Industry steps up investment risk as recession fears ease
Insurers are showing a “noticeable increase” in investment risk tolerance and are looking at more portfolio diversification, a report says.
A survey of general, life and health companies shows they have moved from a wait-and-see approach last year to re-risking portfolios with more certainty now inflation and recession fears have cooled, according to Janus Henderson Investors head of Australia Matt Gaden.
“The drive to diversify portfolios is evident, with a strong focus on enhancing fixed-income allocations, particularly through increased investment in private debt,” he said.
“Our findings show that many insurers are making their balance sheets work harder by actively managing their fixed-income allocations, while also recognising the diversification potential in private and unlisted markets.”
Janus Henderson’s Australia-based investment teams manage $10.3 billion of insurance-related assets and the international group manages $100 billion in assets for insurance companies.
The 40 survey participants in the Australian Insurance Report, produced with Investment Trends, range from smaller domestic companies with single lines of business to global groups with a local footprint.
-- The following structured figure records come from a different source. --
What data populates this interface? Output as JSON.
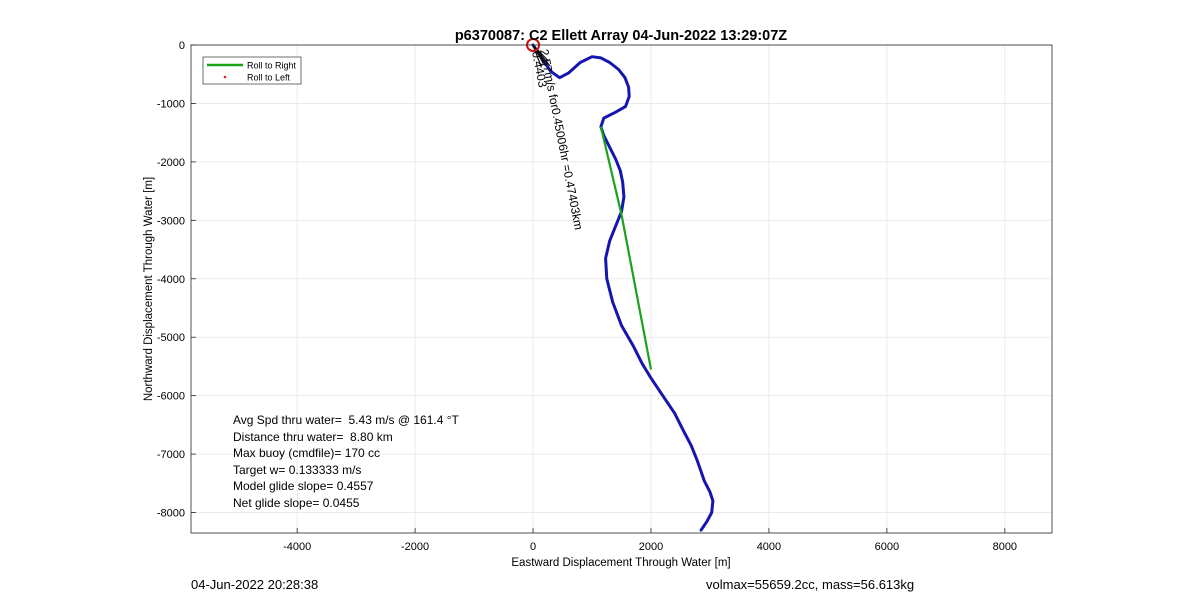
{
  "chart_data": {
    "type": "line",
    "title": "p6370087: C2 Ellett Array 04-Jun-2022 13:29:07Z",
    "xlabel": "Eastward Displacement Through Water [m]",
    "ylabel": "Northward Displacement Through Water [m]",
    "xlim": [
      -5800,
      8800
    ],
    "ylim": [
      -8350,
      0
    ],
    "xticks": [
      -4000,
      -2000,
      0,
      2000,
      4000,
      6000,
      8000
    ],
    "yticks": [
      0,
      -1000,
      -2000,
      -3000,
      -4000,
      -5000,
      -6000,
      -7000,
      -8000
    ],
    "grid": true,
    "legend": {
      "placement": "top-left",
      "entries": [
        {
          "label": "Roll to Right",
          "color": "#1aa31a",
          "style": "line"
        },
        {
          "label": "Roll to Left",
          "color": "#dd2222",
          "style": "marker"
        }
      ]
    },
    "series": [
      {
        "color": "#1515b0",
        "x": [
          0,
          100,
          200,
          300,
          450,
          600,
          800,
          1000,
          1150,
          1300,
          1450,
          1560,
          1620,
          1630,
          1570,
          1400,
          1200,
          1150,
          1200,
          1300,
          1400,
          1480,
          1520,
          1540,
          1500,
          1400,
          1300,
          1230,
          1250,
          1350,
          1500,
          1700,
          1850,
          2000,
          2200,
          2400,
          2550,
          2680,
          2780,
          2850,
          2900,
          2950,
          3000,
          3050,
          3030,
          2950,
          2850
        ],
        "y": [
          0,
          -150,
          -300,
          -450,
          -560,
          -480,
          -300,
          -200,
          -220,
          -300,
          -420,
          -560,
          -720,
          -880,
          -1050,
          -1150,
          -1250,
          -1400,
          -1550,
          -1750,
          -1950,
          -2150,
          -2350,
          -2600,
          -2850,
          -3100,
          -3350,
          -3650,
          -4000,
          -4400,
          -4800,
          -5150,
          -5450,
          -5700,
          -6000,
          -6300,
          -6600,
          -6850,
          -7100,
          -7300,
          -7450,
          -7550,
          -7650,
          -7800,
          -8000,
          -8150,
          -8300
        ]
      },
      {
        "color": "#1aa31a",
        "x": [
          1150,
          1500,
          2000
        ],
        "y": [
          -1400,
          -2900,
          -5550
        ]
      }
    ],
    "marker": {
      "x": 0,
      "y": 0,
      "color": "#cc1111"
    },
    "annotation_rotated": "2.57m/s for0.45006hr =0.47403km",
    "annotation_overlap": "0.4403",
    "stats": [
      "Avg Spd thru water=  5.43 m/s @ 161.4 °T",
      "Distance thru water=  8.80 km",
      "Max buoy (cmdfile)= 170 cc",
      "Target w= 0.133333 m/s",
      "Model glide slope= 0.4557",
      "Net glide slope= 0.0455"
    ]
  },
  "footer": {
    "left": "04-Jun-2022 20:28:38",
    "right": "volmax=55659.2cc, mass=56.613kg"
  }
}
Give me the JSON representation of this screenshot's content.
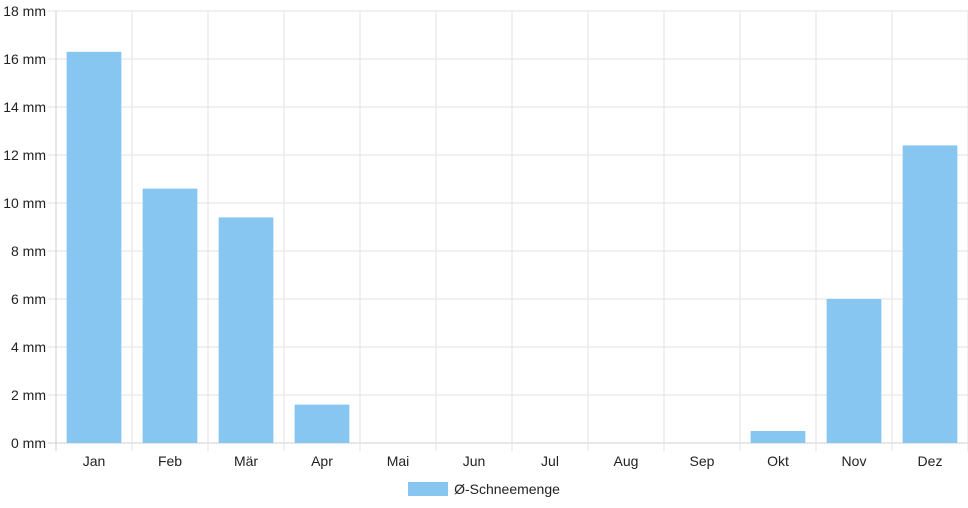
{
  "chart_data": {
    "type": "bar",
    "categories": [
      "Jan",
      "Feb",
      "Mär",
      "Apr",
      "Mai",
      "Jun",
      "Jul",
      "Aug",
      "Sep",
      "Okt",
      "Nov",
      "Dez"
    ],
    "series": [
      {
        "name": "Ø-Schneemenge",
        "values": [
          16.3,
          10.6,
          9.4,
          1.6,
          0,
          0,
          0,
          0,
          0,
          0.5,
          6.0,
          12.4
        ],
        "color": "#88c6f2"
      }
    ],
    "y_unit": "mm",
    "ylim": [
      0,
      18
    ],
    "yticks": [
      "0 mm",
      "2 mm",
      "4 mm",
      "6 mm",
      "8 mm",
      "10 mm",
      "12 mm",
      "14 mm",
      "16 mm",
      "18 mm"
    ],
    "grid": true,
    "legend_position": "bottom",
    "colors": {
      "bar": "#88c6f2",
      "grid": "#e3e3e3",
      "axis": "#cfcfcf",
      "text": "#222222"
    }
  }
}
A symposium on report findings was held last Wednesday in Sydney.
Some 45% of surveyed insurers plan to increase their global private debt allocations, and 39% intend to lift their investments in Australian private debt over the next year, the report says.
Many insurers have taken on additional risk in their investment portfolios over the past year, with 43% of respondents now “in line with their risk budget”, compared with 13% a year ago.
The report also shows artificial intelligence is becoming part of investment processes.
More than 20% say a trial or pilot is under way, compared with none last year, and almost one-third of respondents with more than $10 billion in assets under management have pilot schemes.
“The role that artificial intelligence plays within the insurance businesses continues to grow,” the report says. “Over the past 12 months, we have seen insurers move from simply monitoring the development of AI and considering how it may be used in the future to implementing trials and pilot programs.”
More than 80% of respondents say environmental, social and governance considerations are implemented in portfolios, up from 73% last year, with corporate policy the primary driver.
In the life sector, 71% of respondents have a net zero target, while 21% are looking to implement one. In general insurance 60% have a net zero target and 40% are looking into it.